En el caso de Bolivia, una investigación realizada en 2016 en 14 universidades pública y privadas de Santa Cruz de la Sierra (Urioste, 2016, p. 58) da cuenta que:

por cada siete docentes hombres, existen tres docentes mujeres, y se distribuyen en ámbitos inversamente valorados. Sin embargo, no existen impedimentos o trabas visibles. Las limitaciones se dan por las creencias, las prácticas y las rutinas de negociación entre los géneros. La naturalización de las relaciones hace invisibles estas limitaciones que favorecen a los roles masculinos y limitan a los femeninos (Urioste, 2016, p. 58).

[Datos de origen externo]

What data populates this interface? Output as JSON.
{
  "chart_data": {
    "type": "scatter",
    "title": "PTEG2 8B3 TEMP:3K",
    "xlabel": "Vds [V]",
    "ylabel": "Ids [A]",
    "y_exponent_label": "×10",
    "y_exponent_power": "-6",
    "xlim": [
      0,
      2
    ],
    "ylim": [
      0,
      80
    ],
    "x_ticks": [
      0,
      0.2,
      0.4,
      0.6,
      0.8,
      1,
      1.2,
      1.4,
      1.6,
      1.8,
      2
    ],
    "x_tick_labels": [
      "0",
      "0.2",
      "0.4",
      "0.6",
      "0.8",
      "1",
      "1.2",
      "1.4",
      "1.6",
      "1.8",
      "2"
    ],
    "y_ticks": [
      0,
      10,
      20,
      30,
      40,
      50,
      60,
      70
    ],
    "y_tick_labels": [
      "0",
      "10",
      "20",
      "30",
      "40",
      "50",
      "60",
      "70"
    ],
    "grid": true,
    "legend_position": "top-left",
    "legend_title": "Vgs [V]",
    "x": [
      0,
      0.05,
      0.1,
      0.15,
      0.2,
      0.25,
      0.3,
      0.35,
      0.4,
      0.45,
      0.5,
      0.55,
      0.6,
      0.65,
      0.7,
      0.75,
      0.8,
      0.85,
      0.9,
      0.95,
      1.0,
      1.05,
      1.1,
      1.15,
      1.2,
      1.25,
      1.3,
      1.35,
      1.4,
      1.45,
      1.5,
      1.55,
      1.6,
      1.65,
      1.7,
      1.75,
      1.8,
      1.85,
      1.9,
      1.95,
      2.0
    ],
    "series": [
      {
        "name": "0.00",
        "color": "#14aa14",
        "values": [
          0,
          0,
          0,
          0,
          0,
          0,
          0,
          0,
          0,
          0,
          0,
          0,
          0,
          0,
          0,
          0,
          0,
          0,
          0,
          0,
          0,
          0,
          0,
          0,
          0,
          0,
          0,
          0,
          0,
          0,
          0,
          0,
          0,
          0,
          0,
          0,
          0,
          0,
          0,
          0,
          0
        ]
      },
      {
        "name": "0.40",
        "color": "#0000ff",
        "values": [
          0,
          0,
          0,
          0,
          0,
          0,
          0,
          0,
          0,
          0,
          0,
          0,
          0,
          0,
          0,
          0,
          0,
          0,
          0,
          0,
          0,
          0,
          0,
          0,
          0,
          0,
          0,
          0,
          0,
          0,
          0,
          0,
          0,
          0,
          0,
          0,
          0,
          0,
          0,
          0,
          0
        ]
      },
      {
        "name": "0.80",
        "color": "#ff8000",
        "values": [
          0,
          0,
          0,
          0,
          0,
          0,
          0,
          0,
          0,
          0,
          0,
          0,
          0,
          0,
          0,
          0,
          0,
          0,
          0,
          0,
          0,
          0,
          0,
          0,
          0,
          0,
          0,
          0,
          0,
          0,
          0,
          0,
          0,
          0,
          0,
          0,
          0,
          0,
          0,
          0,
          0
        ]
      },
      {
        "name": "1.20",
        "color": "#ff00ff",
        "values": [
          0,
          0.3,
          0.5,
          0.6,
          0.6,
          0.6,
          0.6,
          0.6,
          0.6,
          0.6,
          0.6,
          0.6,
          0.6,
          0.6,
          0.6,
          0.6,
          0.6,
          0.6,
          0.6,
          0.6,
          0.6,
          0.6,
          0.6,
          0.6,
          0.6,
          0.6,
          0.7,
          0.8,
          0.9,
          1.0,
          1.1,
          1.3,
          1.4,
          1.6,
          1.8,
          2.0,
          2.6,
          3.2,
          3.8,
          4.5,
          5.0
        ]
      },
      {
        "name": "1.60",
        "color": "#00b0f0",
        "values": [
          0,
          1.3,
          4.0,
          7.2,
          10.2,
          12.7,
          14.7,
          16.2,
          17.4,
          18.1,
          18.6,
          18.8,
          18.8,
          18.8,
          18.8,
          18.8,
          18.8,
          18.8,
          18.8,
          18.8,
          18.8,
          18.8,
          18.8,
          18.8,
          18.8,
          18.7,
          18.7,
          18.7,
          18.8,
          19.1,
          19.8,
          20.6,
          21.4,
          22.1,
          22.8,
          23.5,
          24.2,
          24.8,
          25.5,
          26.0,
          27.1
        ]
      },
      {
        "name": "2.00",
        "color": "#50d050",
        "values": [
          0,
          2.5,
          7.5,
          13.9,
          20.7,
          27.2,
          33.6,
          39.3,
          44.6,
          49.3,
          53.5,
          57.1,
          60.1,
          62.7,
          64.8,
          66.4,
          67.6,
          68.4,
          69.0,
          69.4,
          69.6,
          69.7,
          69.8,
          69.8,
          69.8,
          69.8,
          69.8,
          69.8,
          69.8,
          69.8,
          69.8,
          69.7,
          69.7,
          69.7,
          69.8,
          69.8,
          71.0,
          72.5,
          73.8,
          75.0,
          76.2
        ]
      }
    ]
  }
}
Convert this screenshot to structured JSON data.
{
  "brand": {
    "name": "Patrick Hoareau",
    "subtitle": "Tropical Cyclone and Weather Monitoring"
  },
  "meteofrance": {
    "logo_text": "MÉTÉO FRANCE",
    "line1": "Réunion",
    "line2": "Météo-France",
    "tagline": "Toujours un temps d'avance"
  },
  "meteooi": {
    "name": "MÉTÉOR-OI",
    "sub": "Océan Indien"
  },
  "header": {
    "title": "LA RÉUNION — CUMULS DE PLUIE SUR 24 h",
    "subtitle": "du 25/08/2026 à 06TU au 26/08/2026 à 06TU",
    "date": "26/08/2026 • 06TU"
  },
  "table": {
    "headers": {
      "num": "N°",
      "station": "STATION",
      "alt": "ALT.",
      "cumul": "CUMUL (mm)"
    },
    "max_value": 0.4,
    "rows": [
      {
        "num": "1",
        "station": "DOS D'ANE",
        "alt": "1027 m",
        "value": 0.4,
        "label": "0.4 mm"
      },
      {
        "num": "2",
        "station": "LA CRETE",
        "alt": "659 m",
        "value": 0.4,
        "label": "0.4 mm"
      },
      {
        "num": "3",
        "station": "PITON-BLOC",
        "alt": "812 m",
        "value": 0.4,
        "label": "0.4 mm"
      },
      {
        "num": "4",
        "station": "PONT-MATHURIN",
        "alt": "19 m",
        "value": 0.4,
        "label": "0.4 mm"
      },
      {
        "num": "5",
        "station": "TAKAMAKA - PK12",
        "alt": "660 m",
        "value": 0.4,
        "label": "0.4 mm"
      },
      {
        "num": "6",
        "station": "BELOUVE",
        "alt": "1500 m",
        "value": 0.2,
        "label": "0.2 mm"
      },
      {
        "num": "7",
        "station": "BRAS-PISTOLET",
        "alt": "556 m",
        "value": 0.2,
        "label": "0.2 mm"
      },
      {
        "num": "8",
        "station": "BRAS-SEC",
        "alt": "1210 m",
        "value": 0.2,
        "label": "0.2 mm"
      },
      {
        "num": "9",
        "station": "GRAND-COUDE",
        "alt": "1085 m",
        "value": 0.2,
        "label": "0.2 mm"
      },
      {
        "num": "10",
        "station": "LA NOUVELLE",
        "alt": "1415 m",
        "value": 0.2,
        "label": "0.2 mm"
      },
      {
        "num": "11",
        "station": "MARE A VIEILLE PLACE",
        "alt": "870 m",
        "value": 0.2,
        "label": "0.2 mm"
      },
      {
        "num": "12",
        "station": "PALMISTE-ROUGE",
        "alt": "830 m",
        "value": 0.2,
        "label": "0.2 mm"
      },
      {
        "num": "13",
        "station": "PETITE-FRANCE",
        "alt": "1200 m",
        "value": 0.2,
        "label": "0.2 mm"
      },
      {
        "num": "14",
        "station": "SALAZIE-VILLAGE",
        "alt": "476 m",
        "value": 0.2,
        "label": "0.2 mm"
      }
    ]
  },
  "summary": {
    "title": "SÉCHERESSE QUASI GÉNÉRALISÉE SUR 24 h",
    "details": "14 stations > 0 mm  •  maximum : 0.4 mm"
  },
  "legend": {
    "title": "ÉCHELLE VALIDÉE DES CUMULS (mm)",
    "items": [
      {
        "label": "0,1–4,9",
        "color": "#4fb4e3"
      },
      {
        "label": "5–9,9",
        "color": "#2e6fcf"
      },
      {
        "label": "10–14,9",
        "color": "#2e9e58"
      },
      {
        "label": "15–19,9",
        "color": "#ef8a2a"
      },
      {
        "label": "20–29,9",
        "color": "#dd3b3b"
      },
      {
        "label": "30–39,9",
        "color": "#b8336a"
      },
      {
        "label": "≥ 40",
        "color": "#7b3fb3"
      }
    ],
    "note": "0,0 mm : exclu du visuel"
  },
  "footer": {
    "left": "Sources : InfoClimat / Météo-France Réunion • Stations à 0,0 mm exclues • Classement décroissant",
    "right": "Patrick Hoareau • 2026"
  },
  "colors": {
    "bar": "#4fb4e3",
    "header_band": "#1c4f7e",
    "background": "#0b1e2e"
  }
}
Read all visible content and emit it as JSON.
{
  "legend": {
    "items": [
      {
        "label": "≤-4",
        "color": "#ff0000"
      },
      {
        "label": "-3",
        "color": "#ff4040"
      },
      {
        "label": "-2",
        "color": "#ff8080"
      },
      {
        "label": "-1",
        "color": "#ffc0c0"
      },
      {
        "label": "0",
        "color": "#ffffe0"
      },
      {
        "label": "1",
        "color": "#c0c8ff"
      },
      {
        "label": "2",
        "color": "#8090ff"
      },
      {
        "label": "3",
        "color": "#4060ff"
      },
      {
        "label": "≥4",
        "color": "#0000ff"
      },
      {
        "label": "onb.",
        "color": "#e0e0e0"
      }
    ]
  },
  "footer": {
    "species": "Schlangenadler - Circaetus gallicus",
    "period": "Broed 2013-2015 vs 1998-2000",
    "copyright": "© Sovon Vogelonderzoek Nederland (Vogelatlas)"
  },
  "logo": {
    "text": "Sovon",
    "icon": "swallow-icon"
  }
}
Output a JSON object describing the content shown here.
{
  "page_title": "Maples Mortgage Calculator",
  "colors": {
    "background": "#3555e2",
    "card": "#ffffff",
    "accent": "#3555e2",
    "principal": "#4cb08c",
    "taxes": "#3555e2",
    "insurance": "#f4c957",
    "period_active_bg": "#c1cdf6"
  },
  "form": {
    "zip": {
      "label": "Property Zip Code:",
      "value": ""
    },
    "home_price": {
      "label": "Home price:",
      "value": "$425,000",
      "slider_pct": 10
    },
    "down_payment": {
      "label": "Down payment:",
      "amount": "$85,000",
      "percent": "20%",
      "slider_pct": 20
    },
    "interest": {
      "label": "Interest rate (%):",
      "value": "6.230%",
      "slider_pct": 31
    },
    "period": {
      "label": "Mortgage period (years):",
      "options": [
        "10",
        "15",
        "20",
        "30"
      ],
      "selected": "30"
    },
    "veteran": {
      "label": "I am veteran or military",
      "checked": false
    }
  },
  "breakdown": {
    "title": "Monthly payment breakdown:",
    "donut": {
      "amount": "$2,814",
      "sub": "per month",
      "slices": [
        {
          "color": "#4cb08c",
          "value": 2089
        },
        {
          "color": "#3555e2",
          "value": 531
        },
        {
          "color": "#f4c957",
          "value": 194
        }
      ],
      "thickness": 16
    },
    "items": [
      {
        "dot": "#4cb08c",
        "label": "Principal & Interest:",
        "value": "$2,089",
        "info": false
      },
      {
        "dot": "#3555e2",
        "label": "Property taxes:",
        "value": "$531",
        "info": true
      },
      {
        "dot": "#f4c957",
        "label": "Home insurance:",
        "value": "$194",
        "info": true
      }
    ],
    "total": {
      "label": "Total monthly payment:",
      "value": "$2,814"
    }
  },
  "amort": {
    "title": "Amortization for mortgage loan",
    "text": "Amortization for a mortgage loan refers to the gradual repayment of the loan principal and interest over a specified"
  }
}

El segundo techo de cristal está constituido por los altos cargos directivos en la educación superior. La UNESCO indica que, a 2021, solo el 18% de las universidades latinoamericanas tiene rectoras, el porcentaje baja al 15% en las universidades europeas, y sube a 30% en Estados Unidos. Eso sí, son más numerosas las vicerrectoras que los vicerrectores en los diferentes países.

Sobre los altos cargos directivos en las universidades cruceñas, Urioste (2016, p. 58) afirma que:

a nivel de las jerarquías universitarias, se reproduce una vez más la asimetría de hombres y mujeres. Se trata de otra instancia que contribuye a reproducir el orden social: los hombres ocupan los cargos más valorados y las mujeres ocupan rangos de menor prestigio (...) Con esto se visualiza que la universidad sigue siendo un enjambre masculino donde se naturaliza la desigualdad e inequidad de género (Urioste, 2016, p. 58).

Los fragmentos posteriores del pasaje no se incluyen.